Jayanna Shannon's (Orlando, Fla.) serve set the tone early in the second, as Harford (3-1) promptly opened on a 3-0 run. Passing stabilized for the Fighting Owls and Mendez steered the attack into rhythm and Jimenez stacked back-to-back service aces midset to widen the gap. When Cecil threatened a mini-run, Carter answered from the left, ultimately closing the door with the set-winning kill for 25–20, leveling the match at one apiece.
"[After losing the first set], I said to the team we look like we are on delay and we cannot play effectively on delay," Kozlowski said. "I told them we needed to be more aggressive on serving and consistent on hitting. Keep things simple and play our game."
The third saw compact rallies, long rallies and momentum changes — four ties and three lead changes. Neriya Kindred (Goodhyear, Ariz) delivered two crucial sideout swings after 20-all and Carter chipped in a cross-court finish that reclaimed the lead. The back row defense was just as important: disciplined positioning turned hard Cecil swings into playable digs, buying the offense extra chances.

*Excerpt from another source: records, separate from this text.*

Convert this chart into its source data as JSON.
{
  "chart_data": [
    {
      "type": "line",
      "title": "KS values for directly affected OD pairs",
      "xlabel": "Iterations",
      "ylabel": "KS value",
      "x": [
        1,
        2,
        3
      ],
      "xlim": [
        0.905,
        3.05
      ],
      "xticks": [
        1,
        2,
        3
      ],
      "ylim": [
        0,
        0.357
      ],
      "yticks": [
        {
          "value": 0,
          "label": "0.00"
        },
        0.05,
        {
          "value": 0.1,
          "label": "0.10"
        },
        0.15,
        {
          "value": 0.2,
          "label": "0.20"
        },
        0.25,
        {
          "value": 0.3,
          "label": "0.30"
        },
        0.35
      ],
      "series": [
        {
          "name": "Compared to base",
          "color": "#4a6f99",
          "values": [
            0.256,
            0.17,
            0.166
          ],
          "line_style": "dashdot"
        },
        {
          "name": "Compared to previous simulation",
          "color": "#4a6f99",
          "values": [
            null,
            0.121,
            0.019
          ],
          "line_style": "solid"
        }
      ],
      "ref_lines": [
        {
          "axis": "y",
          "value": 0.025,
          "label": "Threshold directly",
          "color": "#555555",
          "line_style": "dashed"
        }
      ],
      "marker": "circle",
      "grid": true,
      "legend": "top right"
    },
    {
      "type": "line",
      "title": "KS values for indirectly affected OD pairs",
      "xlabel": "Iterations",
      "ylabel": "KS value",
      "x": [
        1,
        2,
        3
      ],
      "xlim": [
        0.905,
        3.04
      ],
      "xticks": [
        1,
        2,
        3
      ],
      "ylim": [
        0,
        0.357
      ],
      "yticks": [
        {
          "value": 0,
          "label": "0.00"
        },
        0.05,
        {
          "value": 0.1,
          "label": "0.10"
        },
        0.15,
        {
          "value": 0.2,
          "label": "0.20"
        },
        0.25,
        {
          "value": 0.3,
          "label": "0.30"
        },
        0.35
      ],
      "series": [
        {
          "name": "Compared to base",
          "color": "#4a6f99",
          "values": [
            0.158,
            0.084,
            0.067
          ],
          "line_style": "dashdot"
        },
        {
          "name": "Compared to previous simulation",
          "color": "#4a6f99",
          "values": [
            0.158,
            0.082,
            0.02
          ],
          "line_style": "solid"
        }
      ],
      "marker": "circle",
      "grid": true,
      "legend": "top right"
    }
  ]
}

At 24–23, the Fighting Owls executed cleanly — first pass in, first swing down — and walked off with a 25–23 win and a 2–1 match edge.
If the third set was tight, the fourth was downright epic. Cecil raced ahead 5–1 on a burst of quick sets through the middle, forcing Harford to reset. The Fighting Owls did exactly that.
Mendez dropped a tough service ace to spark the response, then scraped up a dig that led to a Carter transition kill. Jimenez added a winner and moments later teamed with Shannon and Mignini-Baez to stifle Cecil's momentum with a string of disciplined block touches.
The set knotted at 14–14 and again at 21–21, and from there it became a deuce-time classic: sideout volleyball at its purest, with neither team giving an inch. Harford fended off set points with first-ball sideouts; Cecil did the same with clutch swings out of system. Finally, at 29–28, the Harford's front line read the set perfectly — Mignini-Baez and Shannon closed the seam, pressed over and stuffed the final swing for 30–28 and the match.
Harford has now won three straight matches since dropping its season opener to Delaware Tech on Aug. 15.
The Fighting Owls first win of the year came against Lackawanna College last Friday, which they followed up the next day with a win over Union County. Harford swept both matchs.
Next up, Harford heads to Montgomery College this Saturday for a Tri-Match with the Raptors and WVU Potomac State College. Their first match against Montgomery is scheduled for 1 p.m. with Potomac State up immediately after.
"We have to keep bettering the ball and playing as a team," Kozlowski said about her message to the team heading into this weekend.